There’s a bunch about the impact of this ever-shifting state of being on our lives and worlds that I’ve been grappling with these days. One thing I’m noticing is the tendency to close down and tense up in the face of that shifting. I see this on many levels.
I’ve been practicing noticing this response in my body. Tension rising, jaw clenching, muscles constricting. My body literally draws in on itself when experiencing groundlessness or uncertainty. My mind in turn also reacts, speeding up and racing. As I’ve learned to notice my internal response, I’ve begun practicing different methods. Breathing deeply. Loosening my grip. Moving my body, even in the slightest way. Honestly, the act of noticing alone has an impact…maybe noticing is enough to shift my stance.
This process of closing in/shutting down does not serve living systems. And we are, in fact, living systems interconnected with all other living systems. This interlocking web of life and energy is threatened when a part of it closes down. So when I close in on myself and disconnect from those around me–even from my whole self–this harms the larger living system.

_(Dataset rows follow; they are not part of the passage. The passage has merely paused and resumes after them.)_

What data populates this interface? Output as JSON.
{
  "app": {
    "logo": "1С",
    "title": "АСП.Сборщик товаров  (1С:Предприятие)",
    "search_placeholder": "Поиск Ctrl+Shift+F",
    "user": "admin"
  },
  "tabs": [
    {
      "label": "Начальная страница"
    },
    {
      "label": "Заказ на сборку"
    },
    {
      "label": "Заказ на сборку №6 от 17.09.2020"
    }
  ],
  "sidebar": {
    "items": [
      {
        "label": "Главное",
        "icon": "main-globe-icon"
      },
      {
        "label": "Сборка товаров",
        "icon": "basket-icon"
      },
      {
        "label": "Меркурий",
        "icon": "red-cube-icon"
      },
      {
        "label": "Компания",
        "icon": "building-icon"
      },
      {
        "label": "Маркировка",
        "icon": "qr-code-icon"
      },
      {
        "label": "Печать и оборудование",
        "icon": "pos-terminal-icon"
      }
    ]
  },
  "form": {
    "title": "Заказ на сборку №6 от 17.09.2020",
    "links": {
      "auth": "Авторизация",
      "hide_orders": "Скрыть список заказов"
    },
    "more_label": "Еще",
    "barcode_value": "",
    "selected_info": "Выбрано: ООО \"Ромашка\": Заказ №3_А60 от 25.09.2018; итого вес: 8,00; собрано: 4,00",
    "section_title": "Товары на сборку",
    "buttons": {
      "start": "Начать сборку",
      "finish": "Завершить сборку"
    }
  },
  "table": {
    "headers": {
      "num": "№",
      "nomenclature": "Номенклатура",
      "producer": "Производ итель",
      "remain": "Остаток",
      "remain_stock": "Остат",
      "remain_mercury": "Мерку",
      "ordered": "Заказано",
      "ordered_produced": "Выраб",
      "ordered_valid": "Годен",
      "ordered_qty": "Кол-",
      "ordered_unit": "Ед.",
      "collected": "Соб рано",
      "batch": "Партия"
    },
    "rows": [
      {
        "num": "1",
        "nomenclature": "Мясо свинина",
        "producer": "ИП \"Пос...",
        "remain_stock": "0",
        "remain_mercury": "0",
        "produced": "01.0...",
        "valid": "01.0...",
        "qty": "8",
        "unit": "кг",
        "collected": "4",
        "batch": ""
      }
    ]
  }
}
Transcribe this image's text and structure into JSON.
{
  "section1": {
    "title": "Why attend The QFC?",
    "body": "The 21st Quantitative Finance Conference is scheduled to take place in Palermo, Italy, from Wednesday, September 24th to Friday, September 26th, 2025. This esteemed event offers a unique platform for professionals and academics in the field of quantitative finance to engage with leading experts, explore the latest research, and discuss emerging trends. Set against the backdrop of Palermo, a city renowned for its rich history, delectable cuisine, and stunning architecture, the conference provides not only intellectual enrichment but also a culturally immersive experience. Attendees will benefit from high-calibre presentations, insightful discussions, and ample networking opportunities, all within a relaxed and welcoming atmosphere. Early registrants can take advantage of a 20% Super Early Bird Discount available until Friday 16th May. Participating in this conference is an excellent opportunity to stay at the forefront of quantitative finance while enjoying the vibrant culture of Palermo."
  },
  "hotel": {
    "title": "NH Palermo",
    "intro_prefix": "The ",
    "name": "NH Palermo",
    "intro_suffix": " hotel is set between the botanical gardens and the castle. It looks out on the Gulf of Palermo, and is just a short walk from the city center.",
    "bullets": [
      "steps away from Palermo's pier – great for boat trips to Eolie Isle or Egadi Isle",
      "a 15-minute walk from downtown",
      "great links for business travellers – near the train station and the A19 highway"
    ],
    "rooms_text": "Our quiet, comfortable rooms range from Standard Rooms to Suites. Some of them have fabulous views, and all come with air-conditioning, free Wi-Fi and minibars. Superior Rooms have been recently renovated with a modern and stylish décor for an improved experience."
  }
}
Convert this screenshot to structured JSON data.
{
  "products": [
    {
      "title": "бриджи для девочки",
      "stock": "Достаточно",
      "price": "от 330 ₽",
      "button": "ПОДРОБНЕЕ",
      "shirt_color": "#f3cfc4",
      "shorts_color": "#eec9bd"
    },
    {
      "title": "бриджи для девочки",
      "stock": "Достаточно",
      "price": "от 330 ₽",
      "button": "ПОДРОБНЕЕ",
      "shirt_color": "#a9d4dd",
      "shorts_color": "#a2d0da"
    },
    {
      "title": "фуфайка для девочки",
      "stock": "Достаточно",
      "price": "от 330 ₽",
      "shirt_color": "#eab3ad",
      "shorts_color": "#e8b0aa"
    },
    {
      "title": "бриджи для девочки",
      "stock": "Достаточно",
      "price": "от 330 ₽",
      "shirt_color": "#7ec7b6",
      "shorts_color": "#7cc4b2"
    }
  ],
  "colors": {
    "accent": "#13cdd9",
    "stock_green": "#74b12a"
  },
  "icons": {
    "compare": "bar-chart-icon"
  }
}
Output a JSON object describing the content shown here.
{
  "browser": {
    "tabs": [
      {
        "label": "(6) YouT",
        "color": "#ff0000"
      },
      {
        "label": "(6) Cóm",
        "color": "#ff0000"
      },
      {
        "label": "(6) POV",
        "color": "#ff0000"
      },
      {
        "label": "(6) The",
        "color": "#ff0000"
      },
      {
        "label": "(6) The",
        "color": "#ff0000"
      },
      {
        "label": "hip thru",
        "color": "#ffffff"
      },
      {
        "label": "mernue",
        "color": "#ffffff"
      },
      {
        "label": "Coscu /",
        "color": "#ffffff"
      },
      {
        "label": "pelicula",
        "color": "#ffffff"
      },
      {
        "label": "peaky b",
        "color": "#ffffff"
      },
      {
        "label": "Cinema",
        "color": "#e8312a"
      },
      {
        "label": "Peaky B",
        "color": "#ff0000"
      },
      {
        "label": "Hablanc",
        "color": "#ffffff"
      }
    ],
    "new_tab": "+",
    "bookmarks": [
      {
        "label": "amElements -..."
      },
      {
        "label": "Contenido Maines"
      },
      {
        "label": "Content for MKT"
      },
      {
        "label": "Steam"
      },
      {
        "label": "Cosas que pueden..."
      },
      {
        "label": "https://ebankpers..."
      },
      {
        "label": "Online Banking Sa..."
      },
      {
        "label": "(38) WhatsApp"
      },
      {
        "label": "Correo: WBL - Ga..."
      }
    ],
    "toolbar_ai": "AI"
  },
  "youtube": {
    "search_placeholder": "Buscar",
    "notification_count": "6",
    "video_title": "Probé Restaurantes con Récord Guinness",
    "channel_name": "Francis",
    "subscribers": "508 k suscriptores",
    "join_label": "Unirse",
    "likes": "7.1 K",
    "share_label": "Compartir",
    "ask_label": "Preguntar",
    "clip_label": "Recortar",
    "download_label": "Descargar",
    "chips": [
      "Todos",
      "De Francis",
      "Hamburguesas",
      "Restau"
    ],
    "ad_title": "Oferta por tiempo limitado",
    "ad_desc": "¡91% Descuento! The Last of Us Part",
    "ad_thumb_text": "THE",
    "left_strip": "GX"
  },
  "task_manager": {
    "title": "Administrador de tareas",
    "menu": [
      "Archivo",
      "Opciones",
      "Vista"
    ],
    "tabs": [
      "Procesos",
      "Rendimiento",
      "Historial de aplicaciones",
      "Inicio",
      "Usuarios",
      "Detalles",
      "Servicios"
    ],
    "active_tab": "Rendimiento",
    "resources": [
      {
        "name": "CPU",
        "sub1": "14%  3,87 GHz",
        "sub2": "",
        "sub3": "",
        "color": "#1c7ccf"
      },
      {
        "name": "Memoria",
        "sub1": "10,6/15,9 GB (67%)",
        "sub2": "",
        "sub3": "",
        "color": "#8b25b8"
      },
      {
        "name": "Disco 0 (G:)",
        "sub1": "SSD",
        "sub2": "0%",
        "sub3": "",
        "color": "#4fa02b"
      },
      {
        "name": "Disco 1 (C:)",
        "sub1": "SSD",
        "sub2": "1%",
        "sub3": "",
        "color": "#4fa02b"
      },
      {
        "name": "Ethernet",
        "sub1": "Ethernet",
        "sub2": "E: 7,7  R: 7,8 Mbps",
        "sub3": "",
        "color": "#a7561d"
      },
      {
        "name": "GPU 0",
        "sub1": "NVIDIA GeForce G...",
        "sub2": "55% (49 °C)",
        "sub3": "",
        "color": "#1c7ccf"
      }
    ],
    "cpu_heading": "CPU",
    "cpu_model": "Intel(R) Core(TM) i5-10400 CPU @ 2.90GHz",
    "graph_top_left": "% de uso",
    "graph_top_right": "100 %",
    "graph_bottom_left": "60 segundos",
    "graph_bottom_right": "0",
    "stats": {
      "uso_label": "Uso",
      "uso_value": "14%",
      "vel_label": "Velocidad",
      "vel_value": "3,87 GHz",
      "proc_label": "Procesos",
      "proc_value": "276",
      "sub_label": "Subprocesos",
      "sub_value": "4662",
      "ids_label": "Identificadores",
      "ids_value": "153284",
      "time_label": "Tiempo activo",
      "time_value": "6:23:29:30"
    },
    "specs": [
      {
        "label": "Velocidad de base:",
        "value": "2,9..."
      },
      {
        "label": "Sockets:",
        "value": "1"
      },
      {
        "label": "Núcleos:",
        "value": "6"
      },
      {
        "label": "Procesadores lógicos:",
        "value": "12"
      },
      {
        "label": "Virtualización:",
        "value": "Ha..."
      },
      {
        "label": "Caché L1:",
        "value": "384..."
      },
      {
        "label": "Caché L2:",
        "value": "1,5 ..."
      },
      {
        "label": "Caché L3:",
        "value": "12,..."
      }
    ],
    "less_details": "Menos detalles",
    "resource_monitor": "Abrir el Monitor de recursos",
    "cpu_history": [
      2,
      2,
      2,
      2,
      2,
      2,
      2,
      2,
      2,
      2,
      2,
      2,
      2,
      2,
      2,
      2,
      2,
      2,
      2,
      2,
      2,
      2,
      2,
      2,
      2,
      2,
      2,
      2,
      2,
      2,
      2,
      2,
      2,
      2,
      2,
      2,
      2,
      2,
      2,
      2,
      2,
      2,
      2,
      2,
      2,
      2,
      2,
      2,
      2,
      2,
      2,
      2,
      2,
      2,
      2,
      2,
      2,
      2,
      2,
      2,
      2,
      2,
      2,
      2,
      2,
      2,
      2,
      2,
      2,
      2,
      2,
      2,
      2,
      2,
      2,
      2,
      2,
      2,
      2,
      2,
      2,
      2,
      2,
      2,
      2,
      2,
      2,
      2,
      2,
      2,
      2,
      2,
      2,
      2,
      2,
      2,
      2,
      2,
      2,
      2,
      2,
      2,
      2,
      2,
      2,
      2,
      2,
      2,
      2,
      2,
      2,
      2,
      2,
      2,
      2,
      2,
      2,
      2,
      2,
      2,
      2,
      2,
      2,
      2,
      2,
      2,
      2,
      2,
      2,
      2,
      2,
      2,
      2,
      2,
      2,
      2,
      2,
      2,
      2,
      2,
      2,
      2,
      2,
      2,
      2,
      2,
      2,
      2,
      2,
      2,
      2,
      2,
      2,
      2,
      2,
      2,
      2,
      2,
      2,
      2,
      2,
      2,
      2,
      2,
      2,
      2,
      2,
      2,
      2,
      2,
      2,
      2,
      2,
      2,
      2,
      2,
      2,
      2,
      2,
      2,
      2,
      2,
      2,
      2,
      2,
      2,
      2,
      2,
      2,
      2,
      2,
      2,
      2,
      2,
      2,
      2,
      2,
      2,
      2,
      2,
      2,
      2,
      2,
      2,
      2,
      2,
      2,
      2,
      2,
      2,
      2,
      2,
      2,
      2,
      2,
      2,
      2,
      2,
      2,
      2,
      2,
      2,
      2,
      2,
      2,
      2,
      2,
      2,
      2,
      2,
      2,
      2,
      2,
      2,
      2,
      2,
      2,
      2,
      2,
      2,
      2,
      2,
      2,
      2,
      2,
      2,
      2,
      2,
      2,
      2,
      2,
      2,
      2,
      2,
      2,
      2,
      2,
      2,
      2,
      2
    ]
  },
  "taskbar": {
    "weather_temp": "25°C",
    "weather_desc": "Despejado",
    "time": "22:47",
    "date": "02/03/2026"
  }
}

Ironically, in these times that compel us to react in defense are the very times we should open. Openness gifts us information, communication, connectedness…life.
By opening, we adapt and grow.
All living systems exemplify this, which is why they are living. Those systems–individuals, organizations, social–that fail to open, die. It is is that simple.
So today, on a zoom call with organizers and activists who together are building the plane while we are flying it (who isn’t these days?), I chose life. And opened myself up instead of digging in my heels with my own agenda and schemes. I literally made that decision multiple times. Let it go, Amy.